Московская церковь стала национальной, со своим независимым от греков главою, со своими святыми, со своим культом, значительно отличавшимся от грече­ского, даже со своей догматикой, установленной на Стоглавом соборе. О последнем мы говорили уже в предшествующей главе, к ней и к особенностям культа мы подробно вернемся в следующей главе. В заключе­ние отметим только, что Иона, подобно Алексею и Сер­гию, верно служил московскому князю и преследовал всеми мерами церковной репрессии крамольных кня­зей и бояр, анафемствовал их и требовал от епархи­альных епископов строгого проведения анафемы, и только новгородский владыка Евфимий отказался при­менить репрессии против крамольного и отлученного от церкви Шемяки, скрывшегося в Новгороде. Дело было еще до подчинения Новгорода, и с Евфимием Иона ни­чего не мог поделать; несомненно, что этот инцидент оказал свое влияние на политику Москвы по отноше­нию к Новгороду. Примеру Ионы подражали и следу­ющие митрополиты, особенно осифляне Даниил и Макарий. Только митрополит Варлаам попытался было перечить Василию III, но сейчас же поплатился саном и был заточен в монастырь. Став отделением велико­княжеской политической охранки, централизованная церковь охотно шла на поводу у московского государя и в чисто церковных вопросах. Не только канонизация святых, но и упорядочение церковного быта, культа и вероучения проводилось по директивам государя. Так, Стоглавый собор рассматривает вопросы, поставлен­ные царем, и выносит по ним свои постановления. Со­юз государства и церкви стал на весь XVI в. определя­ющим фактором московской политики.
Опальное боярство тщетно боролось с этим неиз­бежным ходом вещей. После собора 1504 г., как мы ви­дели, оно выставило незаурядную силу, князя Вассиана Патрикеева, который успел приобрести влияние на Василия III. Но против Вассиана, как впоследствии против Артемия, имевшего влияние на Грозного, было выдвинуто старое оружие - обвинение в ереси.

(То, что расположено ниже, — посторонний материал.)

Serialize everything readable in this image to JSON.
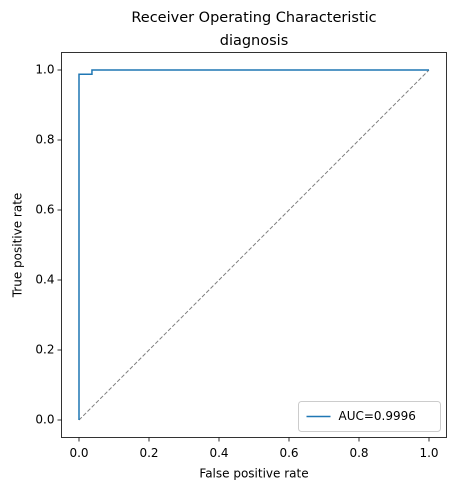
{
  "chart_data": {
    "type": "line",
    "title": "Receiver Operating Characteristic",
    "subtitle": "diagnosis",
    "x_label": "False positive rate",
    "y_label": "True positive rate",
    "xlim": [
      -0.05,
      1.05
    ],
    "ylim": [
      -0.05,
      1.05
    ],
    "xticks": [
      {
        "value": 0,
        "label": "0.0"
      },
      0.2,
      0.4,
      0.6,
      0.8,
      {
        "value": 1,
        "label": "1.0"
      }
    ],
    "yticks": [
      {
        "value": 0,
        "label": "0.0"
      },
      0.2,
      0.4,
      0.6,
      0.8,
      {
        "value": 1,
        "label": "1.0"
      }
    ],
    "legend_position": "lower right",
    "series": [
      {
        "name": "AUC=0.9996",
        "color": "#1f77b4",
        "x": [
          0,
          0,
          0.037,
          0.037,
          1
        ],
        "y": [
          0,
          0.988,
          0.988,
          1,
          1
        ]
      },
      {
        "color": "#808080",
        "dashed": true,
        "x": [
          0,
          1
        ],
        "y": [
          0,
          1
        ]
      }
    ]
  }
}
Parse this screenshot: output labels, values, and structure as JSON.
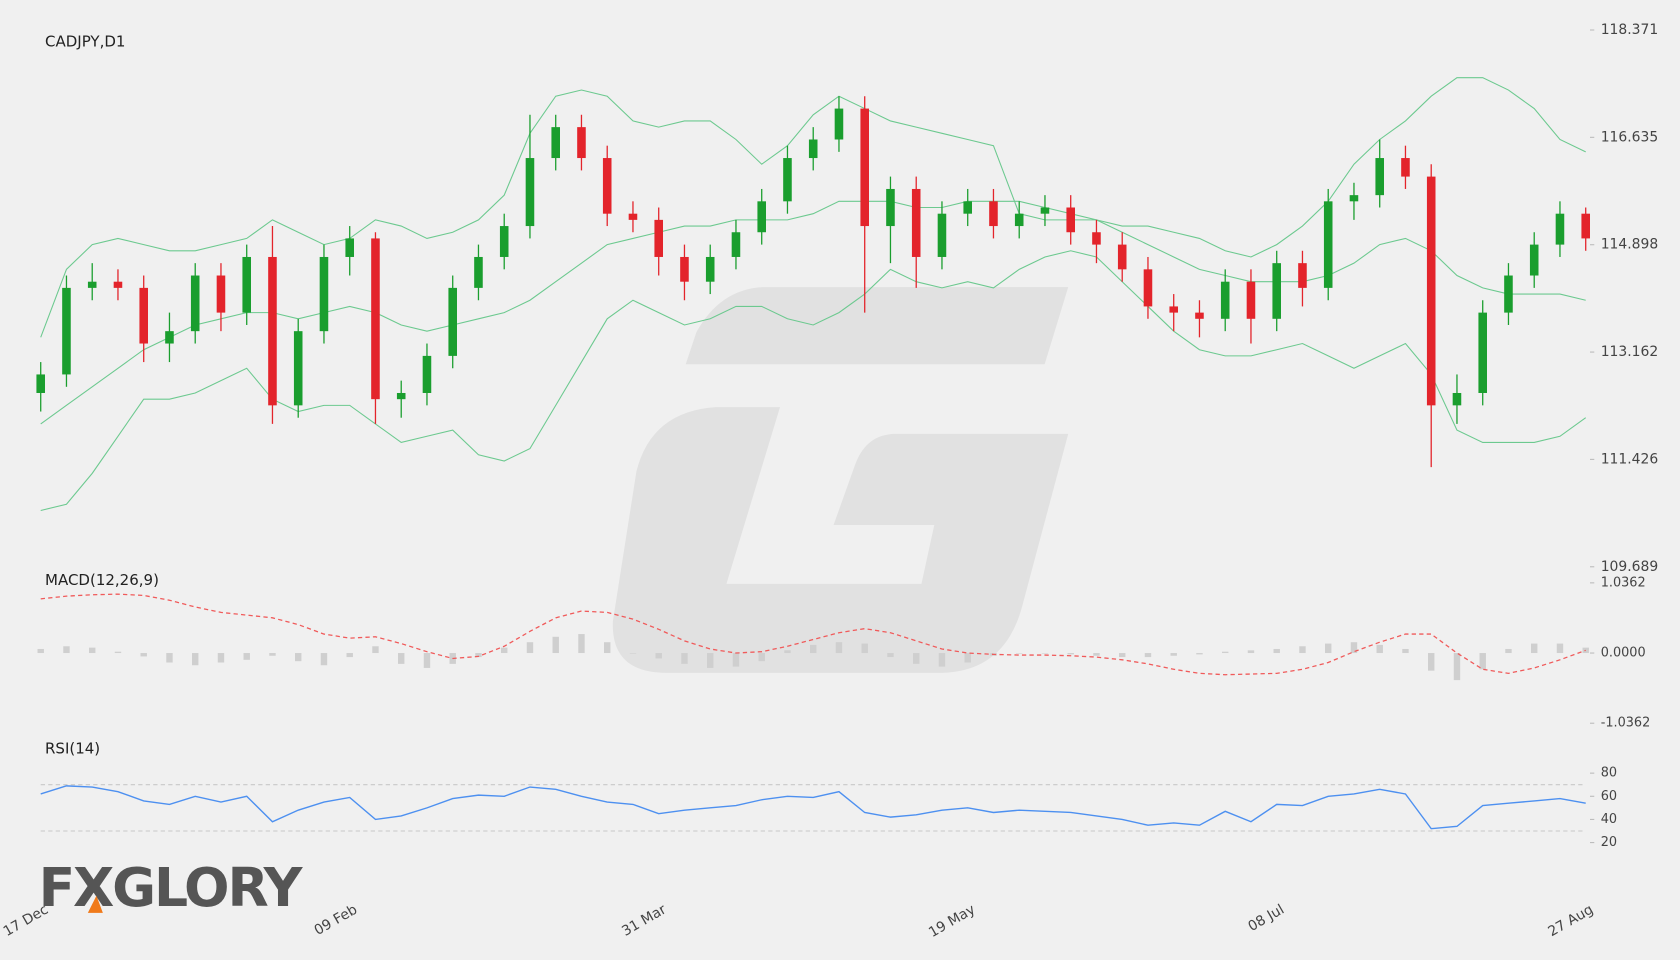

Сна­чала «ересь» нашли в заволжских скитах, где у двух монахов оказались неизвестно какие «жидовския» кни­ги, потом на скамью подсудимых попал и сам Вассиаг. Его резкие, невоздержанные речи, задевавшие не толь­ко права монастырей на вотчиновладение, но и лично князей церкви («им надобе пиры и села, и скакати, и смеяти с воры»), дали обильный материал для обвине­ний: он-де чудотворцев, владевших селами, называл смутотворцами, не верил в новых святых и подделывал Кормчую. Вассиан был осужден, и с ним погиб послед­ний церковный противник осифлян, стоявший еще, на почве борьбы против вотчиновладения. Дело явно шло к окончательной ликвидации старого боярства и к оп­ричнине, и апокрифическая «Беседа Валаамских чудо­творцев», вышедшая из боярских кругов в 50-х годах XVI в., говорит уже доводами Курбского. Иноки - не­погребенные мертвецы, их дело молиться «в смирен­ном образе» за царя и великих князей; если иноки ста­ли советниками царя, стали частью московской госу­дарственной машины, то это им только «душевредство и бесконечная погибель». Царю надлежит «царство держати» с князьями и боярами, а не с иноками. Отве­том на это был террор Грозного, одной из первых жертв которого был, между прочим, митрополит Фи­липп, попавший в Москву из настоятелей Соловецкого монастыря. Происходя из старого боярского рода Ко­лычевых, Филипп резко и публично попробовал высту­пить против опричнины. Царь предал его суду церков­ного собора, который послушно лишил Филиппа сана и простым монахом сослал в один из тверских монасты­рей. Там Филиппа скоро задушил Малюта Скуратов; «мощами» нового мученика сейчас же завладел Соло­вецкий монастырь, который еще до второй половины XVII в. сохранял свои феодальные вольности.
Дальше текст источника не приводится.